Artemisa, su hermana preferida, le había dicho en muchas ocasiones que lo mejor para combatir esos pensamientos era estar haciendo siempre algo.
"Por eso yo siempre estoy cazando. Me mantiene la cabeza ocupada"
Pero a Atenea no le gustaba cazar. No encontraba diversión en ser diez a uno y quitarle la vida a un pobre venado. Sin embargo, por ser la bella Ártemis (y por razones que Atenea no quería tampoco plantearse), Atenea no discutía sobre ello. No, a Atenea la caza no le gustaba en absoluto.

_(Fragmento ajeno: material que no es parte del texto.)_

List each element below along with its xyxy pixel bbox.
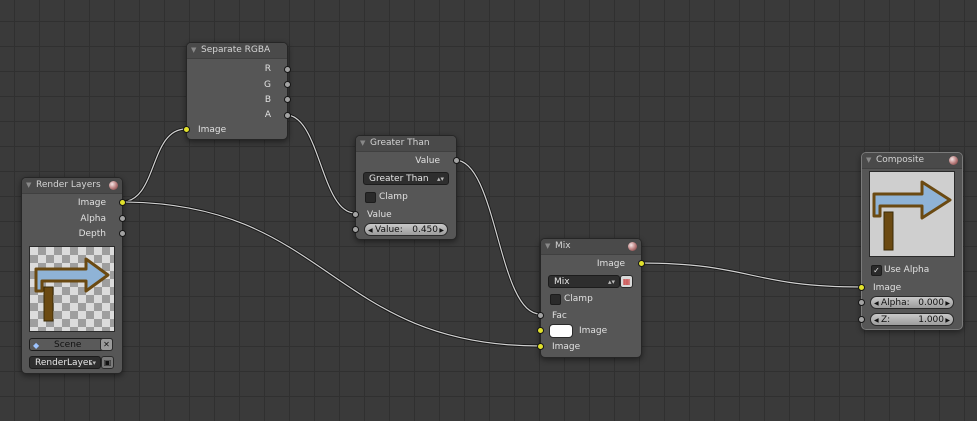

Afrodita siempre estaba rondando, como hermana plasta que tenía que ser. No era necesario que Atenea le dijera qué le preocupaba ni porqué, ella ya lo sabía y Atenea odiaba ser tan trasparente a veces, la mayoría de ellas cuando Afrodita le trataba de presentar pretendientes con los que no tendría que enfrentarse a la soledad. Solo si Afrodita quisiera escuchar de verdad, se daría cuenta de que Atenea nunca entraría por el aro. Era parte de ella, Atenea y la soledad, la soledad y Atenea.
Apolo tenía la música. No era uno de los hermanos con los que pasara mayor tiempo, pero le daba lástima cuando, aun no queriendo éste, se quedaba solo. Apolo no elegía la soledad, era la soledad la que le cazaba y le hacía presa. Así que Apolo tocaba y cantaba canciones melancólicas bajo los árboles (árboles con significado propio para él) y, sin que él lo supiera, compartía su soledad con ella.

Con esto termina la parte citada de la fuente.